What happened?
A coalition of crypto, fintech, and retail trade groups sent a joint letter to the CFPB urging it to defend Rule 1033 after big banks pushed to narrow who counts as a “consumer representative” and to add fees for data access. The groups warn those changes would limit consumers’ ability to share their financial data with digital wallets, fintech apps, and crypto exchanges. This fight follows the CFPB finalizing the rule, a lawsuit from the Bank Policy Institute, and a pause to reopen consultations.
Who does this affect?
Everyday consumers who want to connect their bank accounts to apps, wallets, or exchanges could face higher costs or blocked connections if open banking is weakened. Fintech startups and crypto firms that rely on easy data access to build products would be hurt, while large banks could benefit by keeping control of customer data.
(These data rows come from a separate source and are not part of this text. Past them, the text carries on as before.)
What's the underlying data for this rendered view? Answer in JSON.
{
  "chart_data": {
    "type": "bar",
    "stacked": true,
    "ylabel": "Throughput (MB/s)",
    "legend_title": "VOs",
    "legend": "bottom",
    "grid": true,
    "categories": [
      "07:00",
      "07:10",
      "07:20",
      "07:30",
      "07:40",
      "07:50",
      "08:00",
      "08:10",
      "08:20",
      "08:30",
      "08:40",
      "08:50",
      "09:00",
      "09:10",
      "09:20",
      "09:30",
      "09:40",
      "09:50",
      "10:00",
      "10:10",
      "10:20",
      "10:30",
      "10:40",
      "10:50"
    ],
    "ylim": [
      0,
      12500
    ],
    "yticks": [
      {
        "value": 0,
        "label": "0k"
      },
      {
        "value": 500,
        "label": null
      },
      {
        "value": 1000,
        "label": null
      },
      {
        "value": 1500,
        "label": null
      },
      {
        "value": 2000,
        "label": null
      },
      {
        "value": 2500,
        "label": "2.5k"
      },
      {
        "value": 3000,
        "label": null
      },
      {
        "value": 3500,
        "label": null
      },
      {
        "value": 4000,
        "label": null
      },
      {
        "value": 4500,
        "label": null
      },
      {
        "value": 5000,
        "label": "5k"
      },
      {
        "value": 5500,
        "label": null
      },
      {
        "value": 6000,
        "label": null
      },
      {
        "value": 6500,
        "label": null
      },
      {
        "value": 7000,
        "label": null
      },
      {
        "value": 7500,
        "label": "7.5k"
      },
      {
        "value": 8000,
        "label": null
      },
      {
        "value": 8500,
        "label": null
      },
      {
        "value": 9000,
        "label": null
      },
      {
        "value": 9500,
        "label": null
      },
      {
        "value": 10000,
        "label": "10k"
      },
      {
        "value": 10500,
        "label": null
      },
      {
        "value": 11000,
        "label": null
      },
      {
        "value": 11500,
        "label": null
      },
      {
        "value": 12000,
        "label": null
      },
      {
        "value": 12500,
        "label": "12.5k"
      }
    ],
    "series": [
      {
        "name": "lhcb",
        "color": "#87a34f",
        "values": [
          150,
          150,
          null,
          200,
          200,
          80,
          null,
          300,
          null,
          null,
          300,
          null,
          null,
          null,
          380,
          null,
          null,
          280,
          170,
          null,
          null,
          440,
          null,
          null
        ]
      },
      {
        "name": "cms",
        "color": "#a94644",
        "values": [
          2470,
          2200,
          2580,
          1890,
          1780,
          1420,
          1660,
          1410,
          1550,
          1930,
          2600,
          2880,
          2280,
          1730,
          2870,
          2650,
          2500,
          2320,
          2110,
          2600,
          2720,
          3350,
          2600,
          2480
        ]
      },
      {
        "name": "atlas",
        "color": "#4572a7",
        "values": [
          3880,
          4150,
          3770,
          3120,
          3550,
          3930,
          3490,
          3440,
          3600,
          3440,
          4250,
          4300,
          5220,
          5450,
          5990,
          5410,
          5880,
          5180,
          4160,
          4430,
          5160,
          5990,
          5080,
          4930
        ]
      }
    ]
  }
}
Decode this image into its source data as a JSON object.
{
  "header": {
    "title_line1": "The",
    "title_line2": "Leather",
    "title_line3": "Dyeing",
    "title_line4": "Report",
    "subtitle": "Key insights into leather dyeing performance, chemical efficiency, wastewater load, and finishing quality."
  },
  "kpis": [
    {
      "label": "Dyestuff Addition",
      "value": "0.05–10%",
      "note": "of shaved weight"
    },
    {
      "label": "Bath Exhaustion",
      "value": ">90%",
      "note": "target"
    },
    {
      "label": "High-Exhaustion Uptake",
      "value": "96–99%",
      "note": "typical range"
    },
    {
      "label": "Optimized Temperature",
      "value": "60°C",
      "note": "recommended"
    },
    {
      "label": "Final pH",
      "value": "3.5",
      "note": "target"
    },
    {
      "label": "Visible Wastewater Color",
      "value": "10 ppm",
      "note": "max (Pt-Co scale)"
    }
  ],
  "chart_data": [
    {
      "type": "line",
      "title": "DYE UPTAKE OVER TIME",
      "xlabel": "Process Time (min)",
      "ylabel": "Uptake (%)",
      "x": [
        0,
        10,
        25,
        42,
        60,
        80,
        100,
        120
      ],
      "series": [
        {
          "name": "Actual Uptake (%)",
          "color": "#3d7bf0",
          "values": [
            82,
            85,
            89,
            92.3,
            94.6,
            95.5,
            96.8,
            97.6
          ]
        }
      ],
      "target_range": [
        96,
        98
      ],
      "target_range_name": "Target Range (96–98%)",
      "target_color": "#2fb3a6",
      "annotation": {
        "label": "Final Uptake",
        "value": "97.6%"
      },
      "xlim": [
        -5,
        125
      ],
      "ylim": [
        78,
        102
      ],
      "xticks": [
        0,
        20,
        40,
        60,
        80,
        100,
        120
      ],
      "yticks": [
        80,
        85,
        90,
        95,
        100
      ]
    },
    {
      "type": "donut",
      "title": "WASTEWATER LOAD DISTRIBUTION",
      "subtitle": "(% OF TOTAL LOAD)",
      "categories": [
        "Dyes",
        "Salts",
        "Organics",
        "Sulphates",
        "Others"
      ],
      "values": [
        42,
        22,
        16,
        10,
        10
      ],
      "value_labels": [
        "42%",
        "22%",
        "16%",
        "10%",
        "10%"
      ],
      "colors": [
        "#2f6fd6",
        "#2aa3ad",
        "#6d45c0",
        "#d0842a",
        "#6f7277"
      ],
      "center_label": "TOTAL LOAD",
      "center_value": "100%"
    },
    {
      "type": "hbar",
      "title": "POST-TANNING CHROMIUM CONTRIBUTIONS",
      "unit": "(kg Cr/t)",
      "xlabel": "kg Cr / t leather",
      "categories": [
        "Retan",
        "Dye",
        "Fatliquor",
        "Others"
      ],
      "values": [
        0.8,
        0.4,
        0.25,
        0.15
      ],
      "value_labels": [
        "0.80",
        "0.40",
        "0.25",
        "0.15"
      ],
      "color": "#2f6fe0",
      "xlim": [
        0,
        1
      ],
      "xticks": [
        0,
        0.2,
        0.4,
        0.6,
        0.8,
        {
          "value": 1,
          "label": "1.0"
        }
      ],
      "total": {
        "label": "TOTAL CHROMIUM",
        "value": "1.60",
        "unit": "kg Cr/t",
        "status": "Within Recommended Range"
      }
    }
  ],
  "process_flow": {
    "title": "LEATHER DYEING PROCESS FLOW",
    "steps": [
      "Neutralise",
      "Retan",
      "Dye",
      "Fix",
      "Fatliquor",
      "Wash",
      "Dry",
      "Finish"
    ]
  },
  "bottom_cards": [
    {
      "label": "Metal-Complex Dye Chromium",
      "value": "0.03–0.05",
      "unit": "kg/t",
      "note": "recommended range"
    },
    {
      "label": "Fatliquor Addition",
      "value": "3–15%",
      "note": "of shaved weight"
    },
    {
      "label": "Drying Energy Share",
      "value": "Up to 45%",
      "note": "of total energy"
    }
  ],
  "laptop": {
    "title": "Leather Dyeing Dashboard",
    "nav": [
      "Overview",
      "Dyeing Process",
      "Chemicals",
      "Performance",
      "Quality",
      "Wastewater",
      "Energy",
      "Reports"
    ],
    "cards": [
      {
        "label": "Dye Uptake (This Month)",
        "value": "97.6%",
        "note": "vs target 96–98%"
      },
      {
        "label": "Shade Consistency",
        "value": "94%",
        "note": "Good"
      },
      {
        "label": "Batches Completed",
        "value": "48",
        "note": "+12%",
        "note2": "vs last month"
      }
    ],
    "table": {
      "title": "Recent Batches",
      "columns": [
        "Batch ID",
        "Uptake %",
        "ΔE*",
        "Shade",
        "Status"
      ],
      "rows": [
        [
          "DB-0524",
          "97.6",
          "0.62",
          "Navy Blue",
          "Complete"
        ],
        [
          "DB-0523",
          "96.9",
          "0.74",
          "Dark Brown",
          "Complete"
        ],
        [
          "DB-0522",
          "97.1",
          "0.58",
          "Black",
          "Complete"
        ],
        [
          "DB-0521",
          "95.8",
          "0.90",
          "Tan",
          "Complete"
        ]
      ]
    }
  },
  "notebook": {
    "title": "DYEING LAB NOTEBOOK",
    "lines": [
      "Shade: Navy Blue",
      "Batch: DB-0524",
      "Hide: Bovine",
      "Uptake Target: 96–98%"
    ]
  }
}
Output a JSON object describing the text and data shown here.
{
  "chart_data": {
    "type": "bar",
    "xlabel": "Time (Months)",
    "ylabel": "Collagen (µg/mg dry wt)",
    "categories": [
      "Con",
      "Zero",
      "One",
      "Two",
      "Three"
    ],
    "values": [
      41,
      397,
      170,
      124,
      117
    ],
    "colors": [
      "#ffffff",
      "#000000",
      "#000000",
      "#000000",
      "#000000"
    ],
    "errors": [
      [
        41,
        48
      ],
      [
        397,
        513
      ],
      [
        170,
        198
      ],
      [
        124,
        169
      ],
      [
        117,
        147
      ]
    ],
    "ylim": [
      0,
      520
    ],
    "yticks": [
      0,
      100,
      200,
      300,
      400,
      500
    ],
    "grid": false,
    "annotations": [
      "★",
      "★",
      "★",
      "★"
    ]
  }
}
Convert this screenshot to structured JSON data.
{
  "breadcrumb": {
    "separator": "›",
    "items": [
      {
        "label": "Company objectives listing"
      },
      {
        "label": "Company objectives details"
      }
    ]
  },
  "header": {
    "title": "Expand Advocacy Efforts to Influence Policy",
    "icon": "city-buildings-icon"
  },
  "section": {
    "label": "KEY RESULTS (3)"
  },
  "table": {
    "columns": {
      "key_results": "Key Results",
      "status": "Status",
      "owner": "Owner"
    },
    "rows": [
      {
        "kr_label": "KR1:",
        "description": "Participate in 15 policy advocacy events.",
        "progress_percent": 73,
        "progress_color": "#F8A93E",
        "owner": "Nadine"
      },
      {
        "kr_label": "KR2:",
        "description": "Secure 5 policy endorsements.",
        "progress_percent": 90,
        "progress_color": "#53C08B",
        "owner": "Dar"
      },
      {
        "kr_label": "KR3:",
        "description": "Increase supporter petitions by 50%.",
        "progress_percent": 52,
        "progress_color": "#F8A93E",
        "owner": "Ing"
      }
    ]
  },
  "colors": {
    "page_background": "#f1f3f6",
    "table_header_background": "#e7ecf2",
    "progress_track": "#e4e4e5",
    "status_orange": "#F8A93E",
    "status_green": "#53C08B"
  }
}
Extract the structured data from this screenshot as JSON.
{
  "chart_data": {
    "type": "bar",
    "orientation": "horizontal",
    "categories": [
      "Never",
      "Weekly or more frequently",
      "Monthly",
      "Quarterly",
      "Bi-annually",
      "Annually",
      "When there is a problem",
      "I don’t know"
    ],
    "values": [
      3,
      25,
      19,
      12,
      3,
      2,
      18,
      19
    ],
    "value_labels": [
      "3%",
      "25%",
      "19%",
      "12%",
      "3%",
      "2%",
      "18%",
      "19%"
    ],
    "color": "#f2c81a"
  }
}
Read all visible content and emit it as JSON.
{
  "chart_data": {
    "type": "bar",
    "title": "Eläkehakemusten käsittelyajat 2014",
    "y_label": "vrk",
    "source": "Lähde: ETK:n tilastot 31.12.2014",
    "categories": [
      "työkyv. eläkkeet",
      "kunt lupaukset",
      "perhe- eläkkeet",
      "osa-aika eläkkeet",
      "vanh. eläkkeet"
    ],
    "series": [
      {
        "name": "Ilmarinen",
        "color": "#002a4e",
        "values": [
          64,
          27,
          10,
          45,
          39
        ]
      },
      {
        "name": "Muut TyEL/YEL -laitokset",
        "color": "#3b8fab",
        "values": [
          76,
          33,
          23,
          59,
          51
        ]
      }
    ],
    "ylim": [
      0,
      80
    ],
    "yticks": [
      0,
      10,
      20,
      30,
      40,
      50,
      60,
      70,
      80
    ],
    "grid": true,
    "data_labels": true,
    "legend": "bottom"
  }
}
Regulators and the broader financial ecosystem are also affected because the decision will shape competition, privacy, and data control across the market.
Why does this matter?
Weakening open banking risks slowing innovation and reducing competition in payments, wallets, and crypto services, which can raise costs and reduce choice for consumers. It could also make the U.S. fall behind global fintech leaders like the UK, Singapore, and Brazil that have stronger open banking frameworks. For markets and investors, that means slower fintech growth, fewer startups scaling, and more capital concentrating with big banks instead of funding new entrants and products.